Neonatal vincristine administration modulates intrinsic neuronal excitability in the rat dorsal root ganglion and spinal dorsal horn during adolescence.

Our recent work has shown that the early-life administration of vincristine (VNC), commonly used to treat pediatric cancers, evokes mechanical pain hypersensitivity in rats that emerges during adolescence and persists into adulthood. However, the underlying mechanisms remain unclear, as nothing is known about how neonatal VNC treatment influences peripheral and central nociceptive processing at the cellular level. Here, we used in vitro intracellular microelectrode and whole-cell patch-clamp recordings to evaluate the consequences of early-life VNC administration on the intrinsic membrane properties of adolescent dorsal root ganglion and spinal superficial dorsal horn neurons.
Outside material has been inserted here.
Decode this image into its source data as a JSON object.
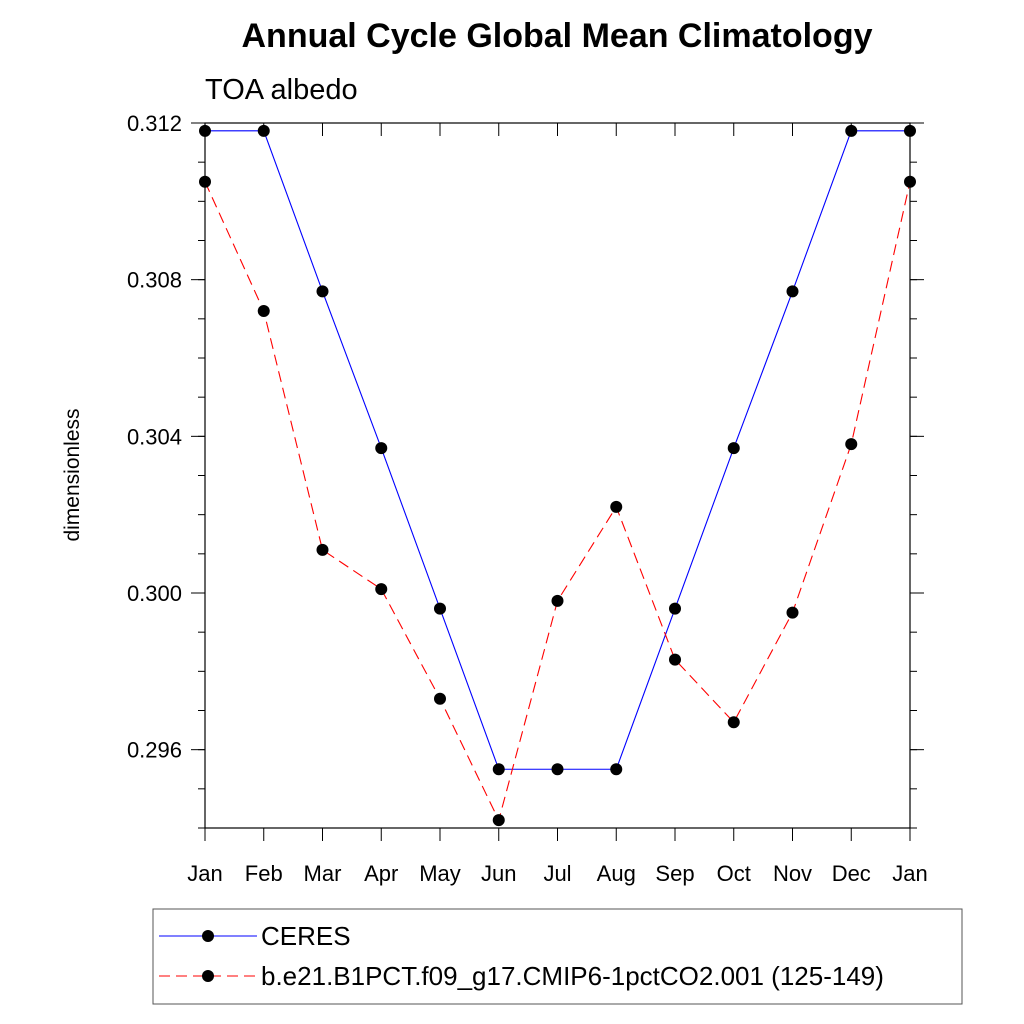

The results demonstrate that VNC treatment increased the prevalence and rate of repetitive firing in both large- and medium-diameter sensory neurons, while reducing repetitive firing in small-diameter neurons, in comparison with vehicle-treated littermate controls. By contrast, passive membrane properties and peripheral conduction velocities were similar between experimental groups across all classes of primary afferents. Within the adolescent superficial dorsal horn, neonatal VNC exposure significantly enhanced the intrinsic membrane excitability of lamina I spinoparabrachial neurons, as evidenced by a decrease in rheobase and elevation of repetitive firing frequency compared with controls. Meanwhile, putative interneurons within lamina I exhibited a reduction in repetitive action potential discharge after early-life chemotherapy. Collectively, these findings suggest that neonatal VNC treatment evokes cell type-specific changes in intrinsic excitability at multiple levels of the ascending pain pathway. Overall, this work lays an essential foundation for the future exploration of the ionic mechanisms that drive chemotherapy-induced chronic pain in children and adolescents.